Last Wednesday I marched with, and addressed, the 2000 or so students demonstrating at Glasgow University against the proposed cuts to the university. On that same day I lodged a motion in the Scottish Parliament against these proposed measures which would axe many undergraduate courses, including many modern European languages, nursing and anthropology.
The current range of language courses taught at Glasgow University are an essential part of the university’s educational mission, and it would be a serious act of vandalism to cut them, especially after just eight days of consultation. Frankly bizarre proposals are also on the table to cut social work, nursing, adult learning and anthropology.
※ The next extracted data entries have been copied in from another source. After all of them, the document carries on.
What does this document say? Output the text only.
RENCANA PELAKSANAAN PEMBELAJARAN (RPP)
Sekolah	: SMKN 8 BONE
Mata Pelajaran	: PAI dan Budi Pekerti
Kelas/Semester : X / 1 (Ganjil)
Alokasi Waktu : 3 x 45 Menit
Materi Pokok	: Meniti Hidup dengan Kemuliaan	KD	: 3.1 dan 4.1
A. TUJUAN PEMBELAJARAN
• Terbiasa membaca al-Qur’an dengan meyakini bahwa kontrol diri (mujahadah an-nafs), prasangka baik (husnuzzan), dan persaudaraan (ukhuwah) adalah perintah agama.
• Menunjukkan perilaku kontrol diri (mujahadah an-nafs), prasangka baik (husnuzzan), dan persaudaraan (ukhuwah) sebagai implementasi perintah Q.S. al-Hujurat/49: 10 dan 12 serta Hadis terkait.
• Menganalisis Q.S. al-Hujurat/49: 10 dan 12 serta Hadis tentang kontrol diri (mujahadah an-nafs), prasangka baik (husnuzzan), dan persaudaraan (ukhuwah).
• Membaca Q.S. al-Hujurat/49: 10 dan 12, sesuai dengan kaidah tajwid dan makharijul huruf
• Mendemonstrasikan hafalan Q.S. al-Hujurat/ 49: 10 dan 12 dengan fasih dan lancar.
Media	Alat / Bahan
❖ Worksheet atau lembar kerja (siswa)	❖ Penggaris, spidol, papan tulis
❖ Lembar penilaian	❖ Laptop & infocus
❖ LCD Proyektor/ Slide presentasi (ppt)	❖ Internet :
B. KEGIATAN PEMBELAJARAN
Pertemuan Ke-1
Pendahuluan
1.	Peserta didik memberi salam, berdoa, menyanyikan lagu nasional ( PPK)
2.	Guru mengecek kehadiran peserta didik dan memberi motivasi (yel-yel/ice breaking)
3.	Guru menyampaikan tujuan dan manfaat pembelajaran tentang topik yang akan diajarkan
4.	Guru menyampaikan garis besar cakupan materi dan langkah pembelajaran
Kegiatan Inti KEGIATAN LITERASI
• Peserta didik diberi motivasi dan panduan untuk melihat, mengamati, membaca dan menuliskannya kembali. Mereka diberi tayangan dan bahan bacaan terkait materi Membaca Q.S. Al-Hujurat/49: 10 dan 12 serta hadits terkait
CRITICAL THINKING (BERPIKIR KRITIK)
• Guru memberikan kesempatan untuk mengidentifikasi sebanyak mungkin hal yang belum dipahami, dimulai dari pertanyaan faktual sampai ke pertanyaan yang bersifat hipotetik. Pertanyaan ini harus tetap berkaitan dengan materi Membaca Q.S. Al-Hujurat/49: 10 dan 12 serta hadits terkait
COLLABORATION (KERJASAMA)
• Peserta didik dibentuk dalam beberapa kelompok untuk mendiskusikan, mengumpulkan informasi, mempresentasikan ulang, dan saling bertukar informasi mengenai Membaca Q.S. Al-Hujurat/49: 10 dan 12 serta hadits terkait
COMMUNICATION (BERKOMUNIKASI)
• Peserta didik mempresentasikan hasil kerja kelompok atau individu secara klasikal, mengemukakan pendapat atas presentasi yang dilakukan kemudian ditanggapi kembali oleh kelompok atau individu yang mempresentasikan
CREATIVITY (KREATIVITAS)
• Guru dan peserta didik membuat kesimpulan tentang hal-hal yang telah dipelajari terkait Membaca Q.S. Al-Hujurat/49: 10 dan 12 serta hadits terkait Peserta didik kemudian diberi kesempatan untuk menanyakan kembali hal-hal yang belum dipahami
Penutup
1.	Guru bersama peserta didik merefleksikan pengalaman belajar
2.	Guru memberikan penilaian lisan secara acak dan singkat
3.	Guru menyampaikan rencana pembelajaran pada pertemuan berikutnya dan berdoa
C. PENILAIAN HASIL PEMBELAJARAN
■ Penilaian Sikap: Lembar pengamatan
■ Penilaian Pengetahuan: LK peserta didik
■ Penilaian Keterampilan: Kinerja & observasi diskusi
Scottish Ministers must act to protect these courses by properly funding higher education.
Here is a copy of the motion:
S3M-07943 Patrick Harvie (Glasgow) (Scottish Green Party): Proposed University of Glasgow Cuts— That the Parliament expresses deep concern regarding cost-cutting proposals at the University of Glasgow in a number of areas including a reduction in the number of modern languages available for study to two or at most three, which it understands would mean the cessation of the teaching of Russian, Polish, Czech, Portuguese, German and potentially Italian; considers that potentially affected staff and students were given alarmingly short notice of these proposals; also considers that the proposals do not take account of the importance of language learning in higher education for the health of Britain’s economy and future business prosperity that has been highlighted by a number of recent reports; believes that many universities feel forced to make cuts because of the political choices made by the Scottish and UK governments to cut higher education funding, and calls on the Scottish Government to protect higher education against this agenda of cuts and to work with the Principal of the University of Glasgow to prevent the destruction of entire courses in modern languages, nursing, anthropology, social work and adult education and to begin a new, meaningful consultation process with staff and students to seek mutually acceptable alternatives that would safeguard university education for the long term.